Here’s yet again still another further additional corporate ethics ranking, this time from Ethisphere, an on-line compliance & ethics magazine: 2007 WORLD’S MOST ETHICAL COMPANIES

The page linked above includes a chart showing winners in each of 30 different industries (interesting in itself), but you have to register if you want more details.

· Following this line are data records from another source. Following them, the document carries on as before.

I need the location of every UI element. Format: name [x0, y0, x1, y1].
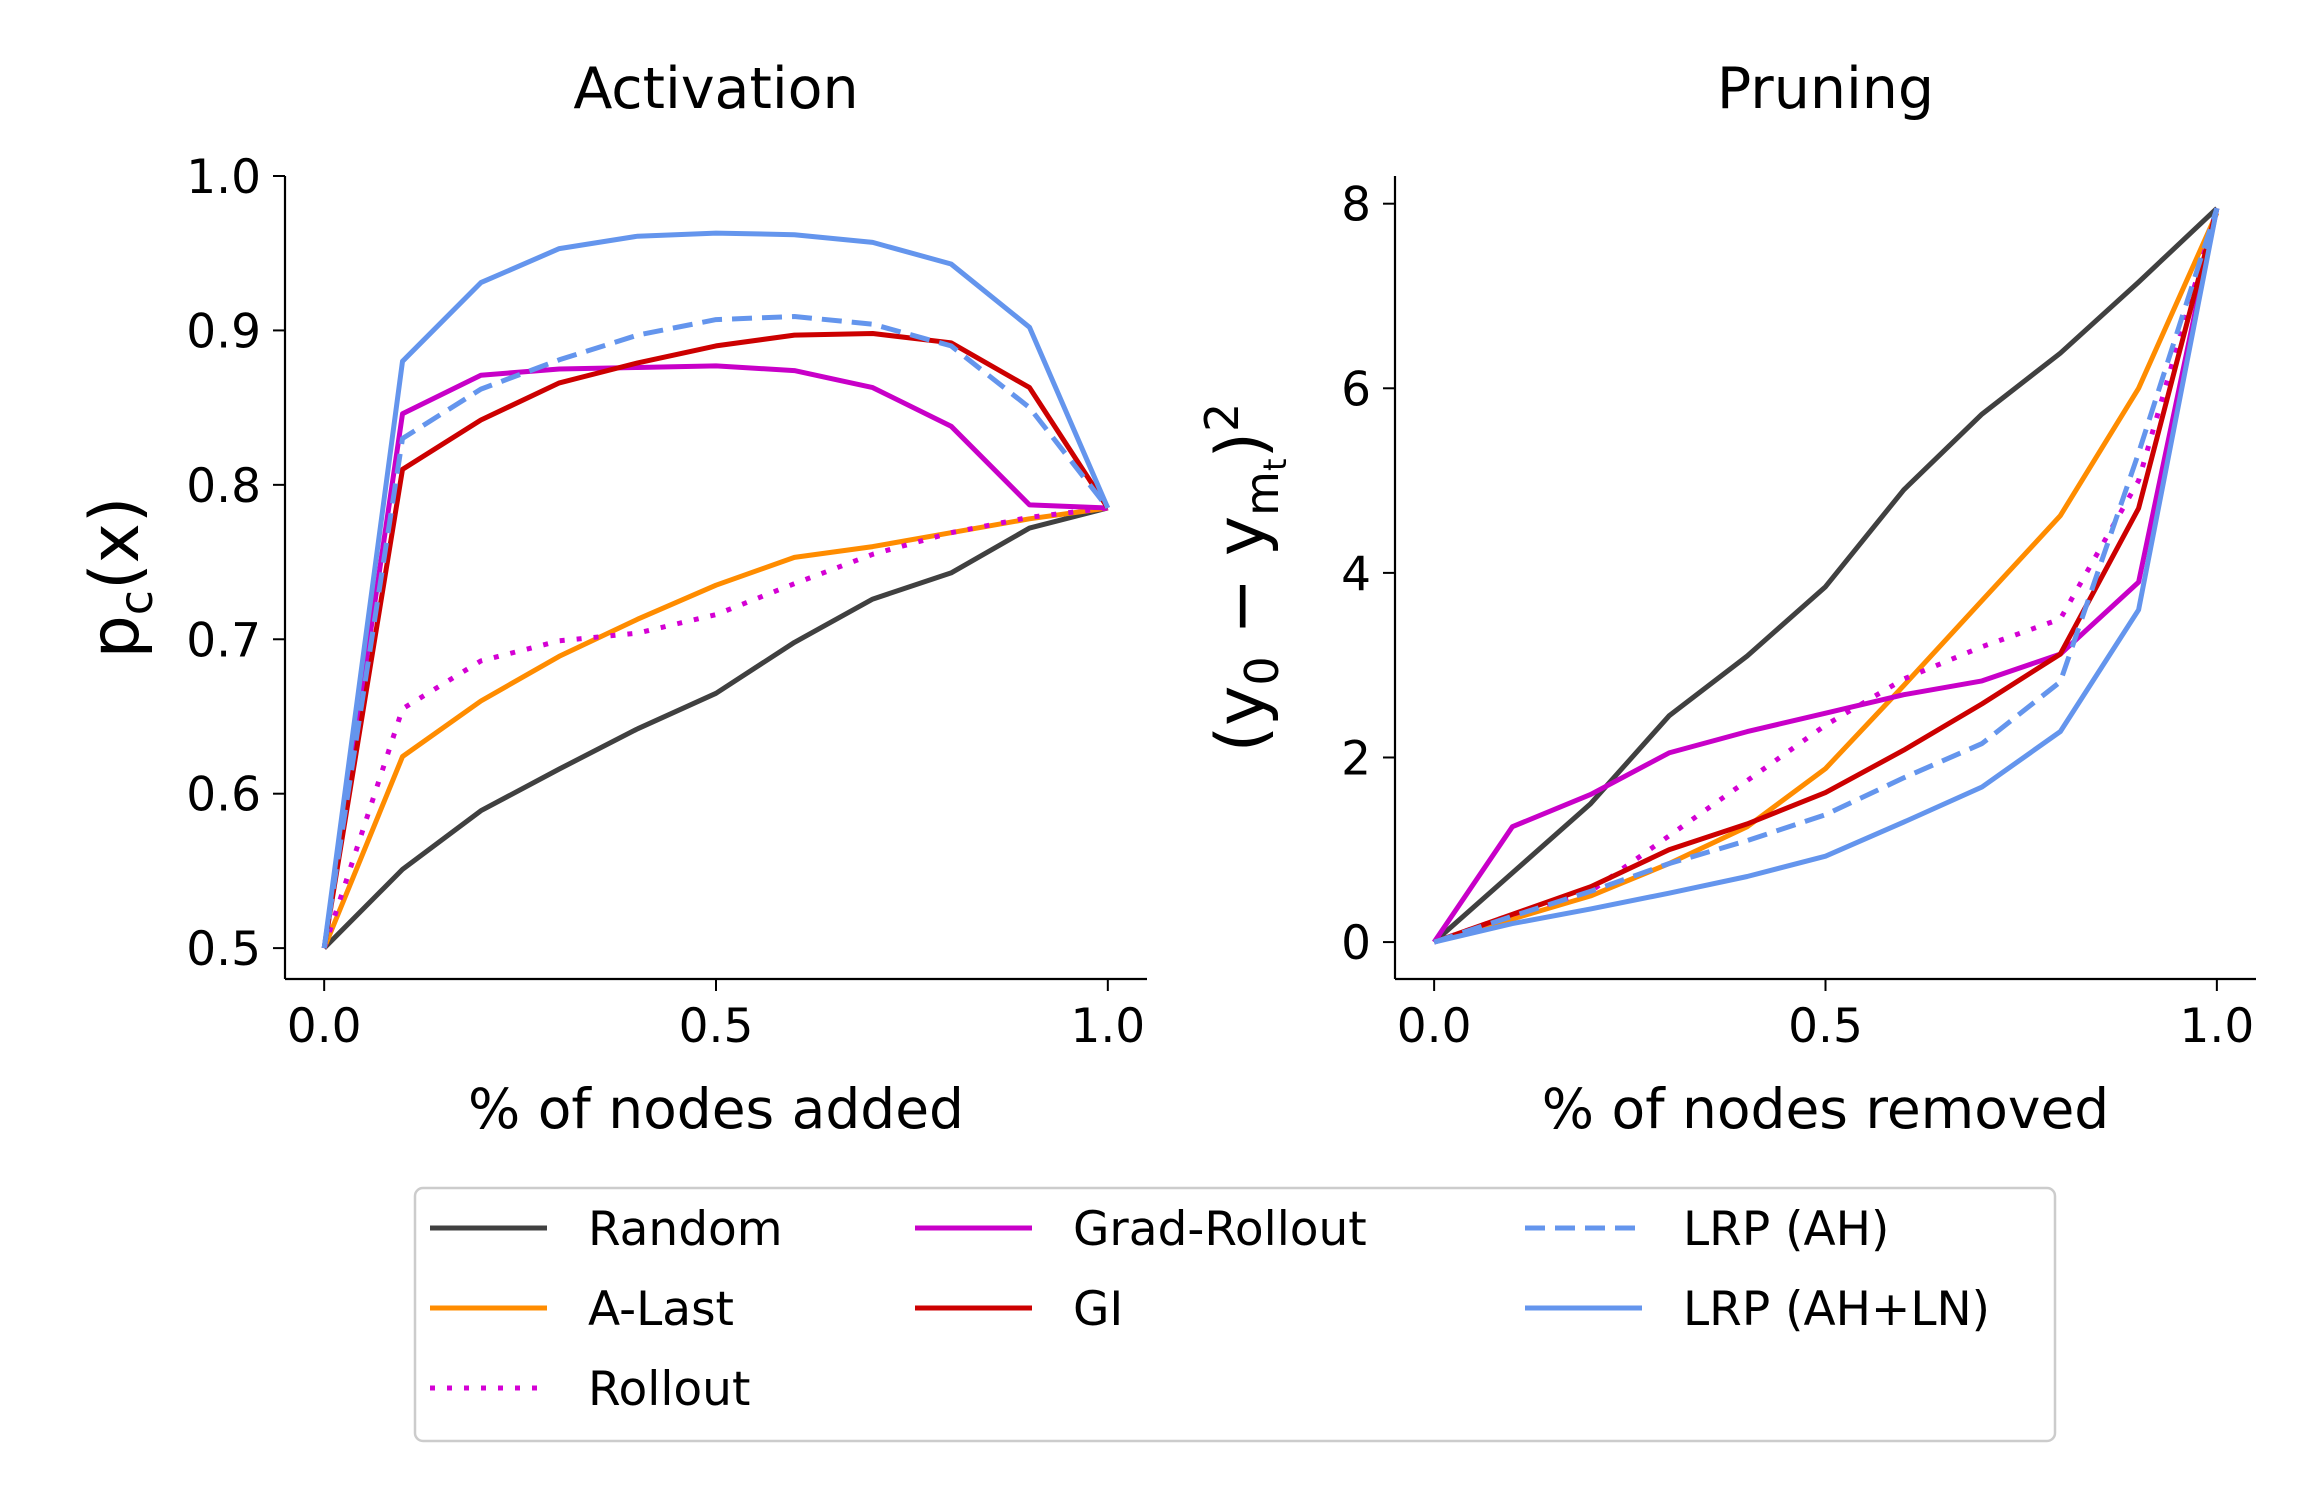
- series-line-grad-rollout: [321, 363, 1108, 949]
- legend-label-lrp-ah-ln: LRP (AH+LN): [1683, 1282, 1990, 1337]
- ylabel-subscript-t: t: [1256, 458, 1294, 471]
- y-tick-label: 0.6: [186, 768, 261, 823]
- series-line-lrp-ah-ln: [1433, 207, 2220, 945]
- series-line-lrp-ah: [1433, 207, 2220, 945]
- ylabel-base: p: [76, 615, 155, 658]
- ylabel-subscript-0: 0: [1235, 656, 1289, 685]
- panel-pruning: 0.0 0.5 1.0 0 2 4 6 8 Pruning % of nodes removed (…: [1195, 56, 2256, 1141]
- y-tick-label: 0.9: [186, 304, 261, 359]
- legend-frame: [413, 1186, 2057, 1443]
- series-line-gi: [321, 331, 1110, 949]
- series-line-a-last: [1433, 211, 2220, 945]
- x-axis-label: % of nodes added: [468, 1077, 964, 1141]
- ylabel-subscript: c: [109, 590, 163, 615]
- series-line-random: [322, 505, 1109, 950]
- ylabel-minus: − y: [1202, 516, 1281, 656]
- series-line-grad-rollout: [1432, 207, 2220, 944]
- ylabel-close: ): [1202, 432, 1281, 459]
- x-tick-label: 0.5: [679, 999, 754, 1054]
- chart-title: Activation: [573, 56, 858, 122]
- y-axis-label: (y0 − ymt)2: [1195, 403, 1294, 753]
- x-tick-label: 1.0: [1070, 999, 1145, 1054]
- chart-title: Pruning: [1717, 56, 1934, 122]
- legend-label-lrp-ah: LRP (AH): [1683, 1202, 1889, 1257]
- y-tick-label: 0.8: [186, 459, 261, 514]
- ylabel-rest: (x): [76, 497, 155, 590]
- y-tick-label: 2: [1341, 731, 1371, 786]
- y-tick-label: 1.0: [186, 150, 261, 205]
- y-tick-label: 8: [1341, 178, 1371, 233]
- series-line-a-last: [321, 505, 1109, 950]
- y-tick-label: 4: [1341, 547, 1371, 602]
- legend-label-rollout: Rollout: [588, 1362, 750, 1417]
- legend-label-grad-rollout: Grad-Rollout: [1073, 1202, 1367, 1257]
- legend-label-gi: GI: [1073, 1282, 1123, 1337]
- ylabel-subscript-m: m: [1235, 471, 1289, 516]
- series-line-lrp-ah-ln: [321, 230, 1111, 949]
- legend: Random A-Last Rollout Grad-Rollout GI LRP (AH…: [413, 1186, 2057, 1443]
- x-tick-label: 1.0: [2179, 999, 2254, 1054]
- x-tick-label: 0.5: [1788, 999, 1863, 1054]
- legend-label-a-last: A-Last: [588, 1282, 734, 1337]
- y-tick-label: 0.5: [186, 922, 261, 977]
- y-tick-label: 0.7: [186, 613, 261, 668]
- x-axis-label: % of nodes removed: [1542, 1077, 2109, 1141]
- y-tick-label: 6: [1341, 362, 1371, 417]
- x-tick-label: 0.0: [1397, 999, 1472, 1054]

Generally, Ethisphere gets high marks for being interesting reading, and especially for having a sense of humour (whichs is way too rare in the world of ethics). Another of their articles, 50 Codes of Conduct Benchmarked, includes both a serious assessment along with lots of snippy annotations (such as pointing out that the code for the Janus Capital Group “Comes across like the operating manual for a nuclear powerplant,” and noting that the code for Nomura Holdings is “Basically a 5 page haiku.”)

Since the folks at Ethisphere have a sense of humour, I hope they won’t mind some teasing. As an educator I have to register a grammatical complaint. Here are the opening sentences of the “Most Ethical” ranking:

Ethics are absolute. Business ethics are relational.

I love hate to be picky, but they’re misusing the word “ethics.” “Ethics” is a singular noun that happens to have an “s” at the end (just like “mathematics,” and “linguistics”) . So, it should read “Ethics is absolute. Business ethics is relational.” There are a few limited cases in which “ethics” can be taken as plural, but this isn’t one of them.
(Sometimes my students make the same mistake. But a magazine devoted to the topic?!)
By the way, I did alert the magazine to the error, and then waited 24 hours before posting this, just to be fair.

2 comments so far

  1. Anonymous on

    There are many ethical issues in business today and include Cyber crime, privacy issues, financial mismangement, international corruption, and loss of privacy-employees vs employers. I think the number one issue today is financial mis-management as evidenced by the Obama bailout bill. How would you rank the others and are these ethical issues the top 5 issues or do you think something else is more of an ethical issue.Eric

  2. Chris MacDonald on

    Eric:The short answer: I wouldn’t. Why would a ranking be useful? There are plenty of issues to be concerned about, and which one is most important will depend on whether you’re a small business owner, corporate CEO, regulator, legislator, activist, or consumer.Chris.